Net finance income/expense as adjusted to exclude 'specific adjusting items'

Note 6

Underlying profit before/after tax

Profit before/after tax as adjusted to exclude 'specific adjusting items'

Note 3

Underlying effective tax rate

The tax charge for the period excluding the tax impact of 'specific adjusting items' expressed as a percentage of underlying profit before tax

Note 7

Underlying basic and diluted EPS

Basic and diluted earnings per share as adjusted to exclude 'specific adjusting items'

Note 8


Specific adjusting items

Amortisation of intangible assets arising from acquisitions; impairment of property; gains/losses on disposal of property, investments and intellectual property; net pension finance income; pension past service costs, acquisition costs; tax impact of the preceding items; and significant non-recurring tax movements

Note 3

Orders

The level of new orders (and amendments to existing orders) booked in the period.
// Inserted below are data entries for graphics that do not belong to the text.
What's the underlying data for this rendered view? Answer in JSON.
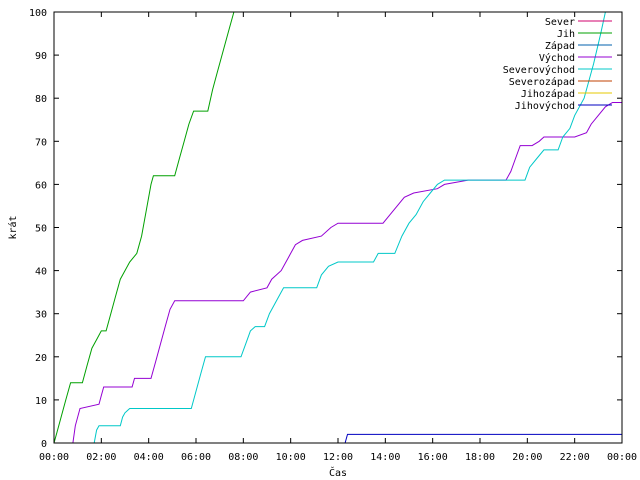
{
  "chart_data": {
    "type": "line",
    "xlabel": "Čas",
    "ylabel": "krát",
    "xlim": [
      0,
      24
    ],
    "ylim": [
      0,
      100
    ],
    "x_ticks": [
      "00:00",
      "02:00",
      "04:00",
      "06:00",
      "08:00",
      "10:00",
      "12:00",
      "14:00",
      "16:00",
      "18:00",
      "20:00",
      "22:00",
      "00:00"
    ],
    "y_ticks": [
      0,
      10,
      20,
      30,
      40,
      50,
      60,
      70,
      80,
      90,
      100
    ],
    "legend_position": "top-right",
    "series": [
      {
        "name": "Sever",
        "color": "#d0006e",
        "points": []
      },
      {
        "name": "Jih",
        "color": "#00a000",
        "points": [
          [
            0,
            0
          ],
          [
            0.1,
            2
          ],
          [
            0.3,
            6
          ],
          [
            0.5,
            10
          ],
          [
            0.7,
            14
          ],
          [
            1.2,
            14
          ],
          [
            1.4,
            18
          ],
          [
            1.6,
            22
          ],
          [
            1.8,
            24
          ],
          [
            2.0,
            26
          ],
          [
            2.2,
            26
          ],
          [
            2.4,
            30
          ],
          [
            2.6,
            34
          ],
          [
            2.8,
            38
          ],
          [
            3.0,
            40
          ],
          [
            3.2,
            42
          ],
          [
            3.5,
            44
          ],
          [
            3.7,
            48
          ],
          [
            3.9,
            54
          ],
          [
            4.1,
            60
          ],
          [
            4.2,
            62
          ],
          [
            5.1,
            62
          ],
          [
            5.3,
            66
          ],
          [
            5.5,
            70
          ],
          [
            5.7,
            74
          ],
          [
            5.9,
            77
          ],
          [
            6.5,
            77
          ],
          [
            6.7,
            82
          ],
          [
            6.9,
            86
          ],
          [
            7.1,
            90
          ],
          [
            7.4,
            96
          ],
          [
            7.6,
            100
          ]
        ]
      },
      {
        "name": "Západ",
        "color": "#0060ad",
        "points": []
      },
      {
        "name": "Východ",
        "color": "#9400d3",
        "points": [
          [
            0.8,
            0
          ],
          [
            0.9,
            4
          ],
          [
            1.1,
            8
          ],
          [
            1.9,
            9
          ],
          [
            2.0,
            11
          ],
          [
            2.1,
            13
          ],
          [
            3.3,
            13
          ],
          [
            3.4,
            15
          ],
          [
            4.1,
            15
          ],
          [
            4.3,
            19
          ],
          [
            4.5,
            23
          ],
          [
            4.7,
            27
          ],
          [
            4.9,
            31
          ],
          [
            5.1,
            33
          ],
          [
            8.0,
            33
          ],
          [
            8.3,
            35
          ],
          [
            9.0,
            36
          ],
          [
            9.2,
            38
          ],
          [
            9.6,
            40
          ],
          [
            9.9,
            43
          ],
          [
            10.2,
            46
          ],
          [
            10.5,
            47
          ],
          [
            11.3,
            48
          ],
          [
            11.7,
            50
          ],
          [
            12.0,
            51
          ],
          [
            13.9,
            51
          ],
          [
            14.2,
            53
          ],
          [
            14.5,
            55
          ],
          [
            14.8,
            57
          ],
          [
            15.2,
            58
          ],
          [
            16.2,
            59
          ],
          [
            16.5,
            60
          ],
          [
            17.5,
            61
          ],
          [
            19.1,
            61
          ],
          [
            19.3,
            63
          ],
          [
            19.5,
            66
          ],
          [
            19.7,
            69
          ],
          [
            20.2,
            69
          ],
          [
            20.5,
            70
          ],
          [
            20.7,
            71
          ],
          [
            22.0,
            71
          ],
          [
            22.5,
            72
          ],
          [
            22.7,
            74
          ],
          [
            23.0,
            76
          ],
          [
            23.3,
            78
          ],
          [
            23.6,
            79
          ],
          [
            24,
            79
          ]
        ]
      },
      {
        "name": "Severovýchod",
        "color": "#00c8c8",
        "points": [
          [
            1.7,
            0
          ],
          [
            1.8,
            3
          ],
          [
            1.9,
            4
          ],
          [
            2.8,
            4
          ],
          [
            2.9,
            6
          ],
          [
            3.0,
            7
          ],
          [
            3.2,
            8
          ],
          [
            5.8,
            8
          ],
          [
            6.0,
            12
          ],
          [
            6.2,
            16
          ],
          [
            6.4,
            20
          ],
          [
            7.9,
            20
          ],
          [
            8.1,
            23
          ],
          [
            8.3,
            26
          ],
          [
            8.5,
            27
          ],
          [
            8.9,
            27
          ],
          [
            9.1,
            30
          ],
          [
            9.3,
            32
          ],
          [
            9.5,
            34
          ],
          [
            9.7,
            36
          ],
          [
            11.1,
            36
          ],
          [
            11.3,
            39
          ],
          [
            11.6,
            41
          ],
          [
            12.0,
            42
          ],
          [
            13.5,
            42
          ],
          [
            13.7,
            44
          ],
          [
            14.4,
            44
          ],
          [
            14.7,
            48
          ],
          [
            15.0,
            51
          ],
          [
            15.3,
            53
          ],
          [
            15.6,
            56
          ],
          [
            15.9,
            58
          ],
          [
            16.2,
            60
          ],
          [
            16.5,
            61
          ],
          [
            19.9,
            61
          ],
          [
            20.1,
            64
          ],
          [
            20.4,
            66
          ],
          [
            20.7,
            68
          ],
          [
            21.3,
            68
          ],
          [
            21.5,
            71
          ],
          [
            21.8,
            73
          ],
          [
            22.0,
            76
          ],
          [
            22.4,
            80
          ],
          [
            22.8,
            88
          ],
          [
            23.1,
            95
          ],
          [
            23.3,
            100
          ]
        ]
      },
      {
        "name": "Severozápad",
        "color": "#c04000",
        "points": []
      },
      {
        "name": "Jihozápad",
        "color": "#e6c800",
        "points": []
      },
      {
        "name": "Jihovýchod",
        "color": "#0000c0",
        "points": [
          [
            12.3,
            0
          ],
          [
            12.4,
            2
          ],
          [
            24,
            2
          ]
        ]
      }
    ]
  }
}
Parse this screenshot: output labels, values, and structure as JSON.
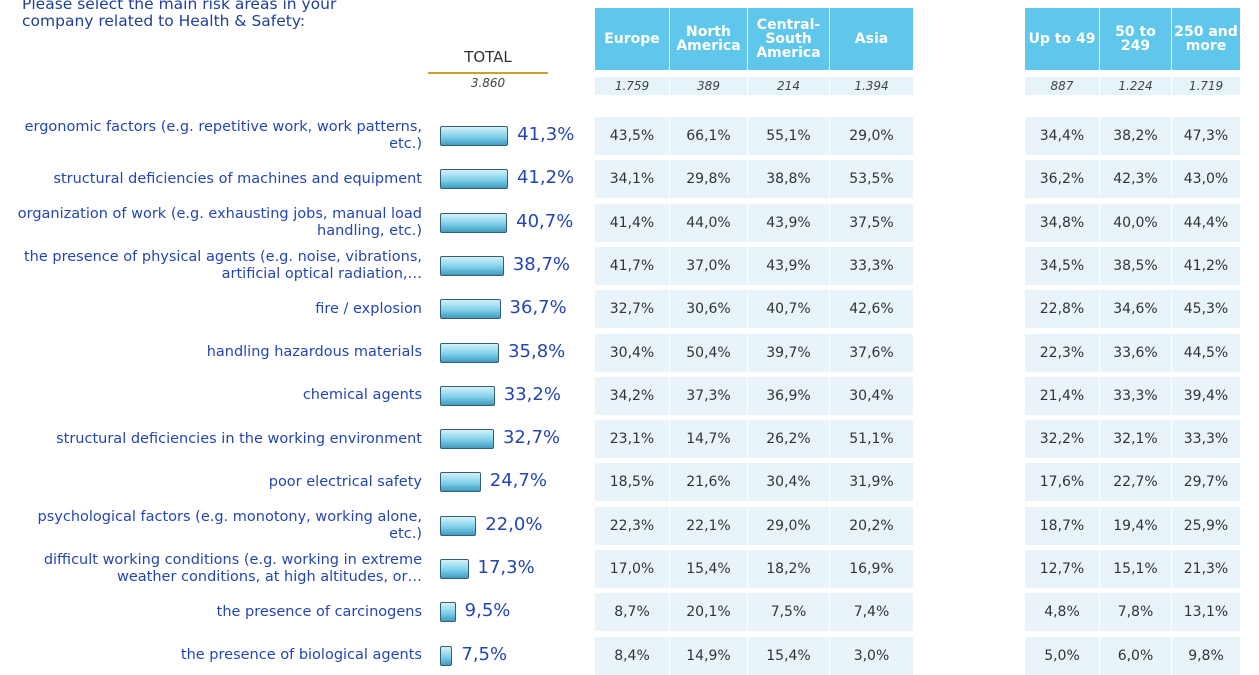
{
  "chart_data": {
    "type": "bar",
    "title": "Please select the main risk areas in your company related to Health & Safety:",
    "total_label": "TOTAL",
    "total_base": "3.860",
    "color": "#7fd0ea",
    "categories": [
      "ergonomic factors (e.g. repetitive work, work patterns, etc.)",
      "structural deficiencies of machines and equipment",
      "organization of work (e.g. exhausting jobs, manual load handling, etc.)",
      "the presence of physical agents (e.g. noise, vibrations, artificial optical radiation,…",
      "fire / explosion",
      "handling hazardous materials",
      "chemical agents",
      "structural deficiencies in the working environment",
      "poor electrical safety",
      "psychological factors (e.g. monotony, working alone, etc.)",
      "difficult working conditions (e.g. working in extreme weather conditions, at high altitudes, or…",
      "the presence of carcinogens",
      "the presence of biological agents"
    ],
    "values": [
      41.3,
      41.2,
      40.7,
      38.7,
      36.7,
      35.8,
      33.2,
      32.7,
      24.7,
      22.0,
      17.3,
      9.5,
      7.5
    ],
    "value_labels": [
      "41,3%",
      "41,2%",
      "40,7%",
      "38,7%",
      "36,7%",
      "35,8%",
      "33,2%",
      "32,7%",
      "24,7%",
      "22,0%",
      "17,3%",
      "9,5%",
      "7,5%"
    ],
    "regions": {
      "headers": [
        "Europe",
        "North America",
        "Central-South America",
        "Asia"
      ],
      "bases": [
        "1.759",
        "389",
        "214",
        "1.394"
      ],
      "rows": [
        [
          "43,5%",
          "66,1%",
          "55,1%",
          "29,0%"
        ],
        [
          "34,1%",
          "29,8%",
          "38,8%",
          "53,5%"
        ],
        [
          "41,4%",
          "44,0%",
          "43,9%",
          "37,5%"
        ],
        [
          "41,7%",
          "37,0%",
          "43,9%",
          "33,3%"
        ],
        [
          "32,7%",
          "30,6%",
          "40,7%",
          "42,6%"
        ],
        [
          "30,4%",
          "50,4%",
          "39,7%",
          "37,6%"
        ],
        [
          "34,2%",
          "37,3%",
          "36,9%",
          "30,4%"
        ],
        [
          "23,1%",
          "14,7%",
          "26,2%",
          "51,1%"
        ],
        [
          "18,5%",
          "21,6%",
          "30,4%",
          "31,9%"
        ],
        [
          "22,3%",
          "22,1%",
          "29,0%",
          "20,2%"
        ],
        [
          "17,0%",
          "15,4%",
          "18,2%",
          "16,9%"
        ],
        [
          "8,7%",
          "20,1%",
          "7,5%",
          "7,4%"
        ],
        [
          "8,4%",
          "14,9%",
          "15,4%",
          "3,0%"
        ]
      ]
    },
    "sizes": {
      "headers": [
        "Up to 49",
        "50 to 249",
        "250 and more"
      ],
      "bases": [
        "887",
        "1.224",
        "1.719"
      ],
      "rows": [
        [
          "34,4%",
          "38,2%",
          "47,3%"
        ],
        [
          "36,2%",
          "42,3%",
          "43,0%"
        ],
        [
          "34,8%",
          "40,0%",
          "44,4%"
        ],
        [
          "34,5%",
          "38,5%",
          "41,2%"
        ],
        [
          "22,8%",
          "34,6%",
          "45,3%"
        ],
        [
          "22,3%",
          "33,6%",
          "44,5%"
        ],
        [
          "21,4%",
          "33,3%",
          "39,4%"
        ],
        [
          "32,2%",
          "32,1%",
          "33,3%"
        ],
        [
          "17,6%",
          "22,7%",
          "29,7%"
        ],
        [
          "18,7%",
          "19,4%",
          "25,9%"
        ],
        [
          "12,7%",
          "15,1%",
          "21,3%"
        ],
        [
          "4,8%",
          "7,8%",
          "13,1%"
        ],
        [
          "5,0%",
          "6,0%",
          "9,8%"
        ]
      ]
    }
  }
}
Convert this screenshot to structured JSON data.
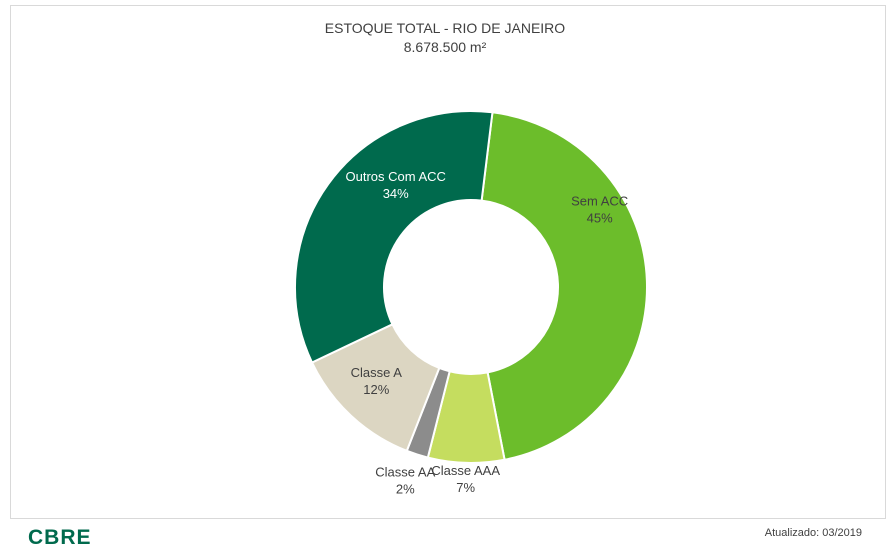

Includes share of orders won by joint ventures

N/A

Backlog, funded backlog or order book

The expected future value of revenue from contractually committed and funded customer orders

N/A

Book to bill ratio

Ratio of funded orders received in the period to revenue for the period, adjusted to exclude revenue from the 25-year LTPA contract due to the significant size and timing differences of LTPA order and revenue recognition which may distort the ratio calculation.

N/A

Net cash

Net cash as defined by the Group combines cash and cash equivalents with other financial assets and liabilities, primarily available for sale investments, derivative financial instruments and lease assets/ liabilities.

Note 9

Underlying net cash flow from operations

Net cash flow from operations before cash flows of specific adjusting items

Note 10

Underlying operating cash conversion

The ratio of underlying net cash flow from operations to underlying operating profit

Note 10

Free cash flow

Underlying net cash flow from operations less net tax and interest payments less purchases of intangible assets and property, plant and equipment plus proceeds from disposal of plant and equipment.